Adaptive redox regulation in inflammatory macrophages

Macrophages are an essential part of the innate immune system. Macrophages have diverse function that include clearing billions of dead cells each day, identifying and killing invading pathogens and initiating and terminating immune responses. They are first responders to pathogens, but also detect and eliminate cancer cells and maintain homeostasis by orchestrating the temporal progression of the wound healing response. We know now that macrophage functions are dictated by their underlying metabolic programs and metabolic adaptability that frequently center on electron transfer reactions (i.e. redox metabolism). For example, macrophages oxidize arginine to generate nitric oxide for pathogen defense; re-routing arginine for this purpose causes substantial changes to overall amino acid metabolism not observed in other cell types. Importantly, the cellular balance of redox reactions is particularly important to prevent cell death by ferroptosis. Ferroptosis is triggered by the accumulation of free Fe2+ iron and excessive free radicals (e.g. as needed for pathogen killing), leading to peroxidation of lipids in the cell membrane and ultimately cell death. Several antioxidant systems work in combination to clear free radicals and thus prevent ferroptosis. These include the glutathione pathway as well as glutathione independent biopterin and ubiquinone pathways and extracellular production of indoles from amino acids.

While these redox pathways were discovered in cancer cells, their function and regulation in macrophages (which are major producers of free radicals) was unknown at the start of this project. To address this knowledge gap, this MSCA project used reduced complexity in vitro models of macrophage activation states to answer a) which molecular pathways regulate redox adaptation in different macrophage activation states (i.e. inflammatory, chronic-inflammatory, homeostatic) and b) how macrophages can rewire their redox systems in activation compared to homeostasis.

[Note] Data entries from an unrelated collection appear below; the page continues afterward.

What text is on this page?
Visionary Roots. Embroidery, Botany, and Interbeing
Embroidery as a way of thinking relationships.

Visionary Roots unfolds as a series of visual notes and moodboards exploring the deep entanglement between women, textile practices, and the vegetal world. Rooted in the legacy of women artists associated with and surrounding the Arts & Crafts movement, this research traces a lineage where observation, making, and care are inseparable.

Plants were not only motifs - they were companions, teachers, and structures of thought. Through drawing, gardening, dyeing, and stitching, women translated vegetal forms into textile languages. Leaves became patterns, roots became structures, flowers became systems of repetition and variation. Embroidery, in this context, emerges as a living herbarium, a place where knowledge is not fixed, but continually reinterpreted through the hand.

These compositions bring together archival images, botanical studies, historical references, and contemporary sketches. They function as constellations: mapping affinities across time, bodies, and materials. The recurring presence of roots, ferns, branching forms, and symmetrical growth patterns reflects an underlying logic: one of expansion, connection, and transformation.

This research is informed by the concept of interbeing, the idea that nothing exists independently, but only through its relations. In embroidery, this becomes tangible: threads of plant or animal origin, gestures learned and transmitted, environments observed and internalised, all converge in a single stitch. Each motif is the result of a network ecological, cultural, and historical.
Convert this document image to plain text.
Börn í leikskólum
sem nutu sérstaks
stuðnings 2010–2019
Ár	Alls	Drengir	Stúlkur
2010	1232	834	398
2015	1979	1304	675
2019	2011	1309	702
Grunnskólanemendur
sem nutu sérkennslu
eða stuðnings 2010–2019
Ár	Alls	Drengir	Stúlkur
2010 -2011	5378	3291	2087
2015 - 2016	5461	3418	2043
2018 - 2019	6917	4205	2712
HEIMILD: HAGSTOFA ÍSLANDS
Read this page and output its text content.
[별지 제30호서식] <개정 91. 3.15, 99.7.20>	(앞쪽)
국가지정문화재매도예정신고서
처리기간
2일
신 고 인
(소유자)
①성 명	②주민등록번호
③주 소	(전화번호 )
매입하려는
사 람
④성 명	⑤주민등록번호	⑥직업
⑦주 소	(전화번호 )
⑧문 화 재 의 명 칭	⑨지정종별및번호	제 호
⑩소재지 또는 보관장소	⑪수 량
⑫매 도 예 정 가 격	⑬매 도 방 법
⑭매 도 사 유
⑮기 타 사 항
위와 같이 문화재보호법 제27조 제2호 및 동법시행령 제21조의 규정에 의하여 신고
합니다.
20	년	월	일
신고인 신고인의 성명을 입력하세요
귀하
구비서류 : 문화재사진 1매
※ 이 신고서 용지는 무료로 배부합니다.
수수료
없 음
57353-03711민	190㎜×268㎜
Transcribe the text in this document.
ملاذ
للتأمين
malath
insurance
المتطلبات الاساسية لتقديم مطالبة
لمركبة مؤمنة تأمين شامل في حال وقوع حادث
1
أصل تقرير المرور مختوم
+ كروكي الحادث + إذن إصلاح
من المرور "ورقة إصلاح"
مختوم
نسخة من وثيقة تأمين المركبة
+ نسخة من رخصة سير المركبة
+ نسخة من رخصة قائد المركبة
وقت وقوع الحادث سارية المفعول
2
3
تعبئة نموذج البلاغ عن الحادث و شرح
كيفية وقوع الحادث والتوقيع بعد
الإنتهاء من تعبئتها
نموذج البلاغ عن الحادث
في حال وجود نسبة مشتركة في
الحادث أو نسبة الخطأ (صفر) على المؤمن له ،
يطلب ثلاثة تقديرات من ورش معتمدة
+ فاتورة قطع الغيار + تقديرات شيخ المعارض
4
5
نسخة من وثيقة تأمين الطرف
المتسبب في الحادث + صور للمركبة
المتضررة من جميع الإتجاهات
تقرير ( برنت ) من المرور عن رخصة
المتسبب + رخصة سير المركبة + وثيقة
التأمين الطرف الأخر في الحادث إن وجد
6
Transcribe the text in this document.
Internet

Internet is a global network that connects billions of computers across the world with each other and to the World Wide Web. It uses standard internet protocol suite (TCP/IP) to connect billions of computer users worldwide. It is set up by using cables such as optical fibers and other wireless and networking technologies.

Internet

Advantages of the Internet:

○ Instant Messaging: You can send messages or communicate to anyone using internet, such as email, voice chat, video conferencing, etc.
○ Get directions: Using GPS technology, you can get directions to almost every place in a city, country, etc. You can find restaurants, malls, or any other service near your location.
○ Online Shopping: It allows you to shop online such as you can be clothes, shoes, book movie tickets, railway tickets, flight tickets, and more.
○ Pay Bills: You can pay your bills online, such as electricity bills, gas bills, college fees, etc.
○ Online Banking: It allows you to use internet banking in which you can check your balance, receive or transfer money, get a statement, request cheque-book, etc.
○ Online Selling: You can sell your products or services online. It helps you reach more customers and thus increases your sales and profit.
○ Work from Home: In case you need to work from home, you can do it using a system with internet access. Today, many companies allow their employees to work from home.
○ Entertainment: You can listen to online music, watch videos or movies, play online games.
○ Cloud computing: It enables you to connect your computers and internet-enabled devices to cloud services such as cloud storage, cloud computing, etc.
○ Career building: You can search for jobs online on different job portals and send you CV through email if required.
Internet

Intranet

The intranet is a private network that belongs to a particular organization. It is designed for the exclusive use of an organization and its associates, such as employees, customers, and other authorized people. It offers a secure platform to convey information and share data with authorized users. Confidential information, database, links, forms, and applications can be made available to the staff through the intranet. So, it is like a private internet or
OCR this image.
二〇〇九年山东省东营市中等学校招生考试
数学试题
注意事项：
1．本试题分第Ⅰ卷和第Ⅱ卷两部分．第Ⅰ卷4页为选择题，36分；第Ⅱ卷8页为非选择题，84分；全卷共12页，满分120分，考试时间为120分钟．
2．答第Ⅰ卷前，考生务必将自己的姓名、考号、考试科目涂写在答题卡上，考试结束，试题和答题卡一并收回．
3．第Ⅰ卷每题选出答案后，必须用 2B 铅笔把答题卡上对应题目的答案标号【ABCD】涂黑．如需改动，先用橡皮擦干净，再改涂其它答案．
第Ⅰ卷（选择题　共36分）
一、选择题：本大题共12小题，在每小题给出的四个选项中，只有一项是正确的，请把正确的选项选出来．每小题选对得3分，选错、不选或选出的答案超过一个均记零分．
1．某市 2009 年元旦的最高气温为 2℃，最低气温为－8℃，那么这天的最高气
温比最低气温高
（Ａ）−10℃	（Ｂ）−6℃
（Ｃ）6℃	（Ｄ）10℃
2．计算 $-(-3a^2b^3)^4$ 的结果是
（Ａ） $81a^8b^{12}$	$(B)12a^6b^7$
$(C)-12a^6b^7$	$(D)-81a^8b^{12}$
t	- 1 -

Using macrophage activation with either Th2 cytokines IL4 + IL13, bacterial lipopolysaccharide (LPS), the pro-inflammatory cytokine TNF or a combination of IL4 + IL13 + TNF activation (modelling chronic or a non-resolving inflammatory macrophage state), this project identified high expression of the cystine transporter SLC7A11 in chronic inflammatory macrophages, as opposed to induction of the heme degradation pathway (heme oxygenase, HMOX). Furthermore, we identified that IL4 + IL13 + TNF activated macrophages are protected from redox stress (via inhibition of glutathione peroxidase, GPX4) and ferroptosis. Expression of the L-amino acid oxidase IL4i1 and the Krebs cycle associated enzyme aconitase decarboxylase (ACOD1) was highly increased in macrophages activated with IL4 + IL13 + TNF. IL4i1 has previously been shown by this laboratory to generate metabolites (from the oxidation of tryptophan and tyrosine) that suppress ferroptosis. Importantly, we showed using macrophages derived from Il4i1-/- or Acod1-/- that ferroptosis protection was not dependent on these key redox nodes. However, since we detected tryptophan metabolites produced by IL4i1 in the macrophage supernatant following specific activation cues, I next developed an innovative supernatant transfer assay system to assess metabolite communication between macrophages and bystander cancer cells, which I term paracrine metabolite signaling. Indeed, this system showed that chronic inflammatory macrophages (IL4-IL13-TNF activated) could confer ferroptosis protection to bystander cancer cells in a paracrine manner, and this was dependent on the expression of IL4i1.

Furthermore, metabolic profiling showed that the immune modulatory metabolite itaconate was highly increased in macrophages activated with IL4 + IL13 + TNF (as well as upon activation with TNF or LPS). However, intrinsic ferroptosis protection was independent of itaconate (identified using Acod1-/- mice) and its effect on extrinsic ferroptosis protection is currently being followed up.

Overall, results from this project discovered paracrine communication between chronic inflammatory macrophages and bystander cancer cells through regulated metabolite signaling. This overall outcome links the fields of innate immunology and cancer biology in an unexpected way and may thus allow the identification of new targets (i.e. macrophage subsets that make IL4i1) in the tumor niche. Furthermore, the project opened avenues to explore the role of chronic inflammatory activated macrophages in other disease contexts (for example during lung fibrosis) and identified new knowledge gaps such as the identify of transporter systems that allow uptake of signaling metabolites in recipient cells.